Emma is a sex worker – she does porn, escorting, erotic modeling, and other forms of the trade. Why is the love interest a sex worker? That’s a good question. As I said, this film is loosely autobiographical.
In real life, I met a sex worker on a mainstream online dating site. I didn’t know she was a sex worker until we finally met up in person. It was then that she told me what her job was and I fell head over heels in love with her at first sight. Whether it could have worked out or not is debatable. Can you really date a sex worker? I don’t have an answer for that, but I did find a new appreciation for those who choose to be sex workers.
Her personality was larger than life. She was the most charismatic person I had ever met. She was Russian, tall, lanky, athletic, and thin but not too skinny. Her hands and feet were large. She had blonde hair, a large forehead, high cheekbones, a jaw line cut from steel, and striking blue eyes that were so big she almost looked like an alien (in a good way). Her face was impossibly symmetrical.
And she truly enjoyed her work, honest to God, for better or for worse. She was very intelligent and educated – it wasn’t like she couldn’t have chosen to work in another field. She could definitely do math in her head 100 times faster than me.
In online comments, some people have said that I am “romanticizing” bipolar disorder and “romanticizing” falling in love with a sex worker. Some called Emma the “whore with the heart of gold.” Upset by these comments, I wrote back to people and denied that I was doing that. But recently I started thinking, maybe I am guilty of romanticizing bipolar disorder and sex work.
That being said, I’m writing from my own personal experiences as a human being who fell in love.

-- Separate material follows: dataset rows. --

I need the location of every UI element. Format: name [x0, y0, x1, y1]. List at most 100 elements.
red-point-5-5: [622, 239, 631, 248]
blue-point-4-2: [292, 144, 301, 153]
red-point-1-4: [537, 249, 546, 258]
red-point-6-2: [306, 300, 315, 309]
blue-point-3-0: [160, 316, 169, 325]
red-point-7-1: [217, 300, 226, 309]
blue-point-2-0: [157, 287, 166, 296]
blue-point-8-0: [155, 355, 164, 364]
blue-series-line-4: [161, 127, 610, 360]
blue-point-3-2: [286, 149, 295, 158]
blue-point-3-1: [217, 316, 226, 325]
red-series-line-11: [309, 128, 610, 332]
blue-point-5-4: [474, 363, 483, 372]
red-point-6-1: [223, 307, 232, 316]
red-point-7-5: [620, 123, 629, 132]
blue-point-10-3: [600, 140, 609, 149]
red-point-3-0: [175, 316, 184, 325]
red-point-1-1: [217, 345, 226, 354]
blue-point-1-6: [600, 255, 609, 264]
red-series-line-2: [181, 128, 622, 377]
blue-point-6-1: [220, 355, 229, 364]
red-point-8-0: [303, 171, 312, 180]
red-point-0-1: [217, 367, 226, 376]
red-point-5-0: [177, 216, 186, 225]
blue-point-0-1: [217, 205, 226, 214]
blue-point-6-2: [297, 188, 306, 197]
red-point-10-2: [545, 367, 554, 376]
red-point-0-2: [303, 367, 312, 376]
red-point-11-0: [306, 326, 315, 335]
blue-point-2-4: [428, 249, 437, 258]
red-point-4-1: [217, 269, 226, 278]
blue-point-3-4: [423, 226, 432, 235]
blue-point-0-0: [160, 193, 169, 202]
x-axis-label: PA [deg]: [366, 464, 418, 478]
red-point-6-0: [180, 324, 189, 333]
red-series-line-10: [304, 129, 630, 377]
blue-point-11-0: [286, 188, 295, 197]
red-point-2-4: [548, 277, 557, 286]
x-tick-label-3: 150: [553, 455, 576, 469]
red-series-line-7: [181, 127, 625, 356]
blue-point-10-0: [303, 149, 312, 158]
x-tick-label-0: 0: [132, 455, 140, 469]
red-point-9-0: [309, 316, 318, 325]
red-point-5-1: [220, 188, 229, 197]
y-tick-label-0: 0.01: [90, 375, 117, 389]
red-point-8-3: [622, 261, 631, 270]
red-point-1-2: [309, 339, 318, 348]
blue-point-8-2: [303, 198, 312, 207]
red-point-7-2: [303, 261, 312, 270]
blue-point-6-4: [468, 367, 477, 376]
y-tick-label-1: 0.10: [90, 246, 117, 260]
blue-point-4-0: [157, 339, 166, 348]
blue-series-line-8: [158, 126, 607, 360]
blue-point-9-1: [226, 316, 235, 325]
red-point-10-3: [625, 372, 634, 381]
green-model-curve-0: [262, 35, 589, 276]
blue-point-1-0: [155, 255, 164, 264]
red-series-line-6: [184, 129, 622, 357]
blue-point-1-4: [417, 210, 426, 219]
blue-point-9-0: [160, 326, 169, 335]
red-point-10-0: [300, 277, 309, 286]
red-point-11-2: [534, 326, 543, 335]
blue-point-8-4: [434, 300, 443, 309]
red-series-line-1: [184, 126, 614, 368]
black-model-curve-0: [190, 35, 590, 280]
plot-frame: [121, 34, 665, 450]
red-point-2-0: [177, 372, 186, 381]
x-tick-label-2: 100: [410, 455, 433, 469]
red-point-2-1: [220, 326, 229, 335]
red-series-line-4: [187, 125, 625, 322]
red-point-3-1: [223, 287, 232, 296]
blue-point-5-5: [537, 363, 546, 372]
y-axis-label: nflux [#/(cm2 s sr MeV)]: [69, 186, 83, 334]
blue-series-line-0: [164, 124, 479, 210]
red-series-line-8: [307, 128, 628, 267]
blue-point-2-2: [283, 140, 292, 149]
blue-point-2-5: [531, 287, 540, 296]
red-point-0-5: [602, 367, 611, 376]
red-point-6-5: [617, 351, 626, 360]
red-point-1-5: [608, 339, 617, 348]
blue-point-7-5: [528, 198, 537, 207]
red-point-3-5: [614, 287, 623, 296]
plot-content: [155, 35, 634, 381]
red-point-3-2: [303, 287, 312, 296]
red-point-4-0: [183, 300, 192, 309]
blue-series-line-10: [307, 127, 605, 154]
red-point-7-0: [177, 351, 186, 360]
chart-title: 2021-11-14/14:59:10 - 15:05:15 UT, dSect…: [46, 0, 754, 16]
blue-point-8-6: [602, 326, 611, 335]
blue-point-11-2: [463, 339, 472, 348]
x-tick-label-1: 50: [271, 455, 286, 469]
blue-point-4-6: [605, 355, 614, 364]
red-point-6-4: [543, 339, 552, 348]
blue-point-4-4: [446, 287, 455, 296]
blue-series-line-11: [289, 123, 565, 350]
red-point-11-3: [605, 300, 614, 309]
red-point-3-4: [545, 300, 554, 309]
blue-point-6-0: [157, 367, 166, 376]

I’m severely bipolar and yet functioning these days because of my medications and talk therapy. Although my heart was terribly broken when our relationship fell apart.
I’m no longer in love with her and thankfully I’m no longer in a rough patch with my mental health. We were both outsiders looking for validation of some kind. Without knowing it, we were both desperately trying to figure out how to feel a sense of acceptance in society, no matter how small.
There’s no denying that falling in love changed me. Somewhere in my brain, something chemical happened. I’m not a neurologist, but I know it did. As short as it lasted, being with her was one of the most magical experiences in my life. And I remember every moment of it as if it were yesterday.